This is applicable to almost any piece of software with text in it. When starting your new app, you should make sure you are using a separate language file for the strings in your app. This makes text reusable, and you can change it all in one place.
Once your app gains a community, if you did this, you can also get translators!
With Photon i made the massive mistake of hardcoding everything up until the app became massive, and my PR for un-hardcoding all the strings looks like this:
It was worth it though! Because the community has translated it into 11 languages!
Alternative interpretation cause i find i18n extremely boring and hate the indirection it adds to a code base : you’re telling me I can start making an app without this hassle, and it will only cost me a 2Kloc PR some time in the future. That’s a totally manageable price to pay and makes the early dev experience much better (which can have a lot of impact on momentum).
Also: shouldn’t the process of searching and replacing strings be quite easy to automate?
Edit to clarify: I meant searching and replacing hard-coded strings into whatever library handles translateable strings. Not hard-coding different languages.
Fantastic recommendation.
There’s two approaches you can use here.
You can use a list of strings used in the app and have each string only occur once. Then using translation files you can translate each of those strings into another language.

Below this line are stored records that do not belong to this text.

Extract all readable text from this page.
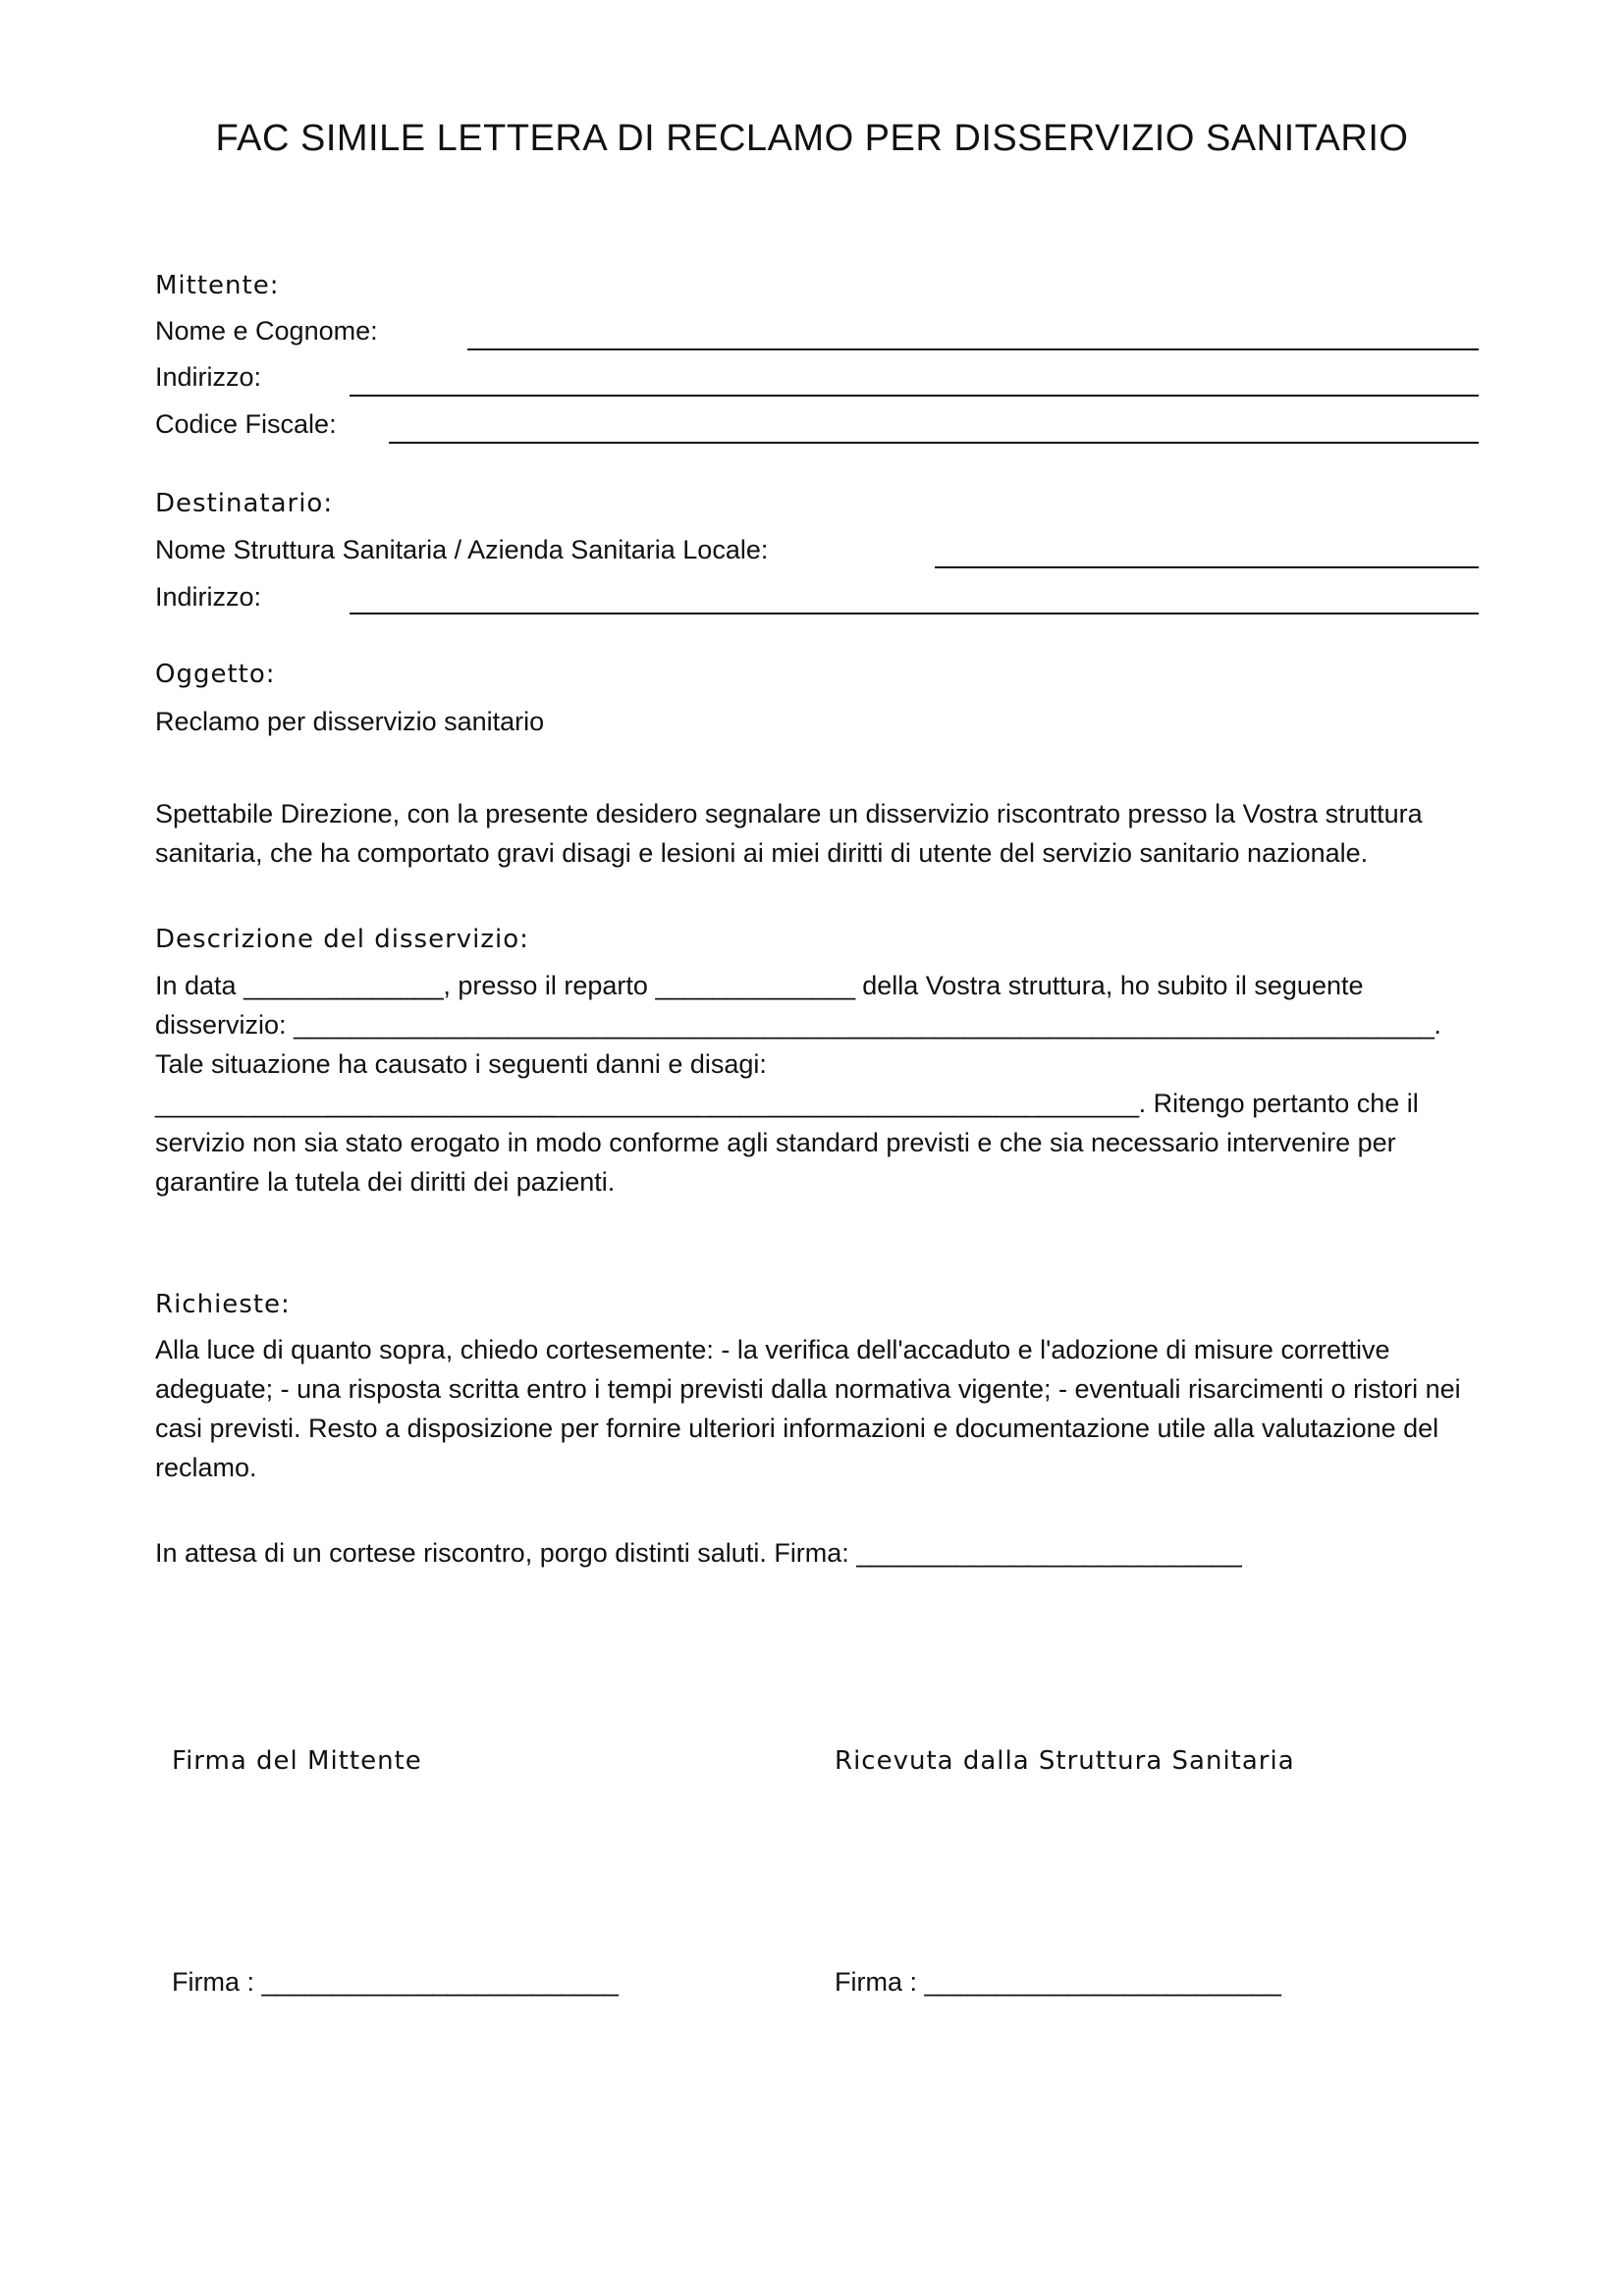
FAC SIMILE LETTERA DI RECLAMO PER DISSERVIZIO SANITARIO
Mittente:
Nome e Cognome:
Indirizzo:
Codice Fiscale:
Destinatario:
Nome Struttura Sanitaria / Azienda Sanitaria Locale:
Indirizzo:
Oggetto:
Reclamo per disservizio sanitario
Spettabile Direzione, con la presente desidero segnalare un disservizio riscontrato presso la Vostra struttura sanitaria, che ha comportato gravi disagi e lesioni ai miei diritti di utente del servizio sanitario nazionale.
Descrizione del disservizio:
In data ______________, presso il reparto ______________ della Vostra struttura, ho subito il seguente disservizio: ________________________________________________________________________________. Tale situazione ha causato i seguenti danni e disagi: _____________________________________________________________________. Ritengo pertanto che il servizio non sia stato erogato in modo conforme agli standard previsti e che sia necessario intervenire per garantire la tutela dei diritti dei pazienti.
Richieste:
Alla luce di quanto sopra, chiedo cortesemente: - la verifica dell'accaduto e l'adozione di misure correttive adeguate; - una risposta scritta entro i tempi previsti dalla normativa vigente; - eventuali risarcimenti o ristori nei casi previsti. Resto a disposizione per fornire ulteriori informazioni e documentazione utile alla valutazione del reclamo.
In attesa di un cortese riscontro, porgo distinti saluti. Firma: ___________________________
Firma del Mittente	Ricevuta dalla Struttura Sanitaria
Firma : _________________________	Firma : _________________________
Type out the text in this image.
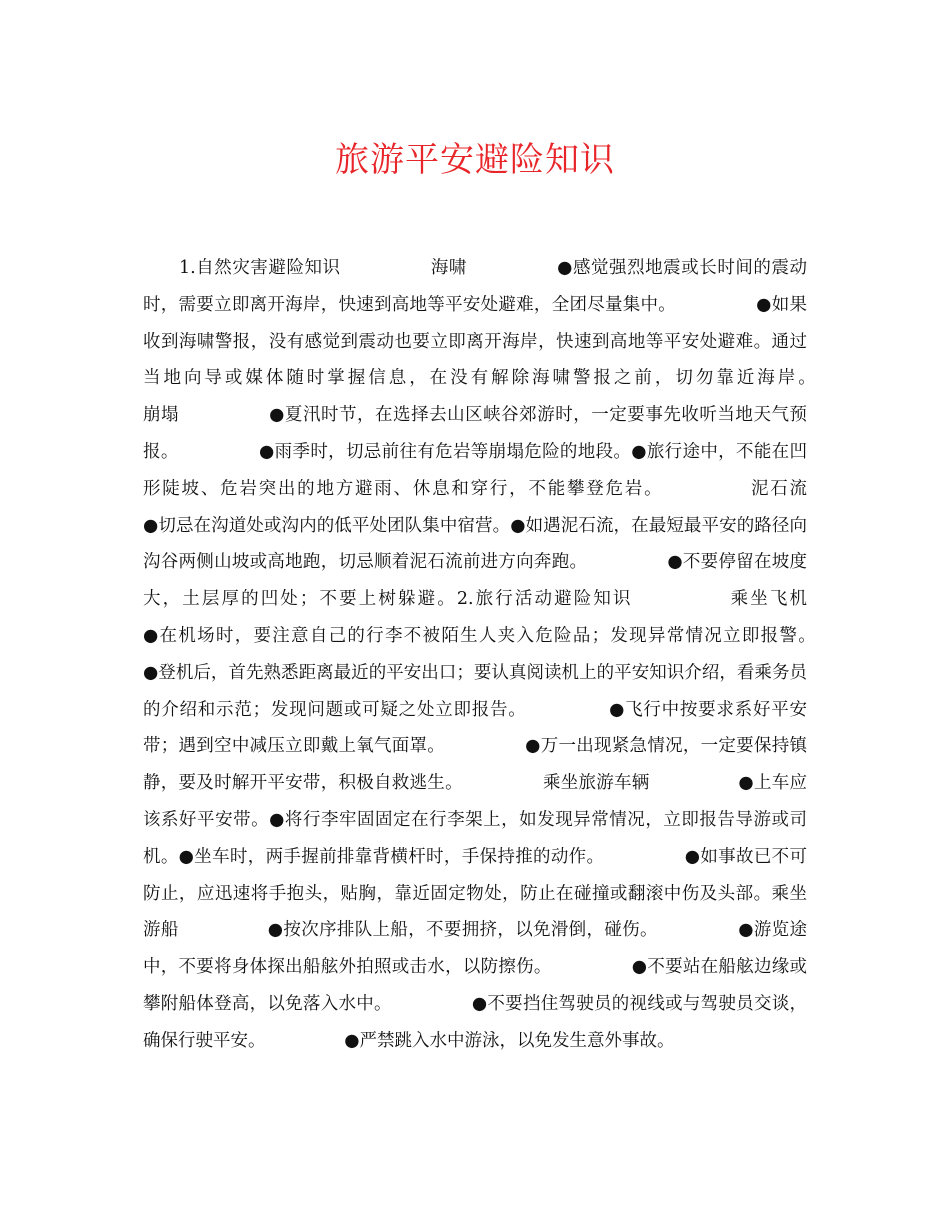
旅游平安避险知识

1.自然灾害避险知识　　　　　海啸　　　　　●感觉强烈地震或长时间的震动时，需要立即离开海岸，快速到高地等平安处避难，全团尽量集中。　　　　　●如果收到海啸警报，没有感觉到震动也要立即离开海岸，快速到高地等平安处避难。通过当地向导或媒体随时掌握信息，在没有解除海啸警报之前，切勿靠近海岸。　　　　　崩塌　　　　　●夏汛时节，在选择去山区峡谷郊游时，一定要事先收听当地天气预报。　　　　　●雨季时，切忌前往有危岩等崩塌危险的地段。●旅行途中，不能在凹形陡坡、危岩突出的地方避雨、休息和穿行，不能攀登危岩。　　　　　泥石流　　　　　●切忌在沟道处或沟内的低平处团队集中宿营。●如遇泥石流，在最短最平安的路径向沟谷两侧山坡或高地跑，切忌顺着泥石流前进方向奔跑。　　　　　●不要停留在坡度大，土层厚的凹处；不要上树躲避。2.旅行活动避险知识　　　　　乘坐飞机　　　　　●在机场时，要注意自己的行李不被陌生人夹入危险品；发现异常情况立即报警。　　　　　●登机后，首先熟悉距离最近的平安出口；要认真阅读机上的平安知识介绍，看乘务员的介绍和示范；发现问题或可疑之处立即报告。　　　　　●飞行中按要求系好平安带；遇到空中减压立即戴上氧气面罩。　　　　　●万一出现紧急情况，一定要保持镇静，要及时解开平安带，积极自救逃生。　　　　　乘坐旅游车辆　　　　　●上车应该系好平安带。●将行李牢固固定在行李架上，如发现异常情况，立即报告导游或司机。●坐车时，两手握前排靠背横杆时，手保持推的动作。　　　　　●如事故已不可防止，应迅速将手抱头，贴胸，靠近固定物处，防止在碰撞或翻滚中伤及头部。乘坐游船　　　　　●按次序排队上船，不要拥挤，以免滑倒，碰伤。　　　　　●游览途中，不要将身体探出船舷外拍照或击水，以防擦伤。　　　　　●不要站在船舷边缘或攀附船体登高，以免落入水中。　　　　　●不要挡住驾驶员的视线或与驾驶员交谈，确保行驶平安。　　　　　●严禁跳入水中游泳，以免发生意外事故。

This usually works fine, but has the downside of losing the context of a string. Context can matter a lot when translating, you often see this when the wrong translation is used, which is a correct translation but not for the context it’s in. It can also be tricky when two strings are the same not by definition, but by chance. When in another language those strings should not be the same, this can’t be resolved easily.
So for situations where a better translation is required another approach is used. Instead of strings directly, placeholders are used. These placeholders should be structured in such a way, the context is obvious and people could find where it’s used easily. These placeholders are also unique, where two strings that are the same by chance don’t use the same placeholder. Then for each language, including the “primary” language, a translation file is used. That translation file translates the placeholders into the correct string. For translating the translator uses the placeholders and the primary language file to translate the strings. Good tools for this exist that allow the same strings to be translated once, but show the context so the translator can decide to use different translations for the same string in a different context.
Using the placeholder approach is a bit more work and adds some overhead, but I’ve seen it used to produce awesome results. It prevents the pitfalls of the simpler approach.
Is it really more effort to just extract relevant strings later, rather than worrying about it the whole time? Asking beyond lemmy apps too.
Once you have this set up, you won’t worry about it again. It will just become “the way it is done”. And it’s just the correct way to build software IMHO, even if you have no plans right now to offer multiple languages.
Extrapolation takes quite a while, and there are other benefits to having a language file, like reusability.
for things like translation it is obviously required, but it will be ongoing as the app changes over the years
so it’s just about realising that text in the UI is just another kind of content that has to be managed so there will need to be infrastructure and process to make that easier
We use I18n at work and it’s great. It’s a bit more cumbersome to write strings but then again I could write a key mapping for that I guess.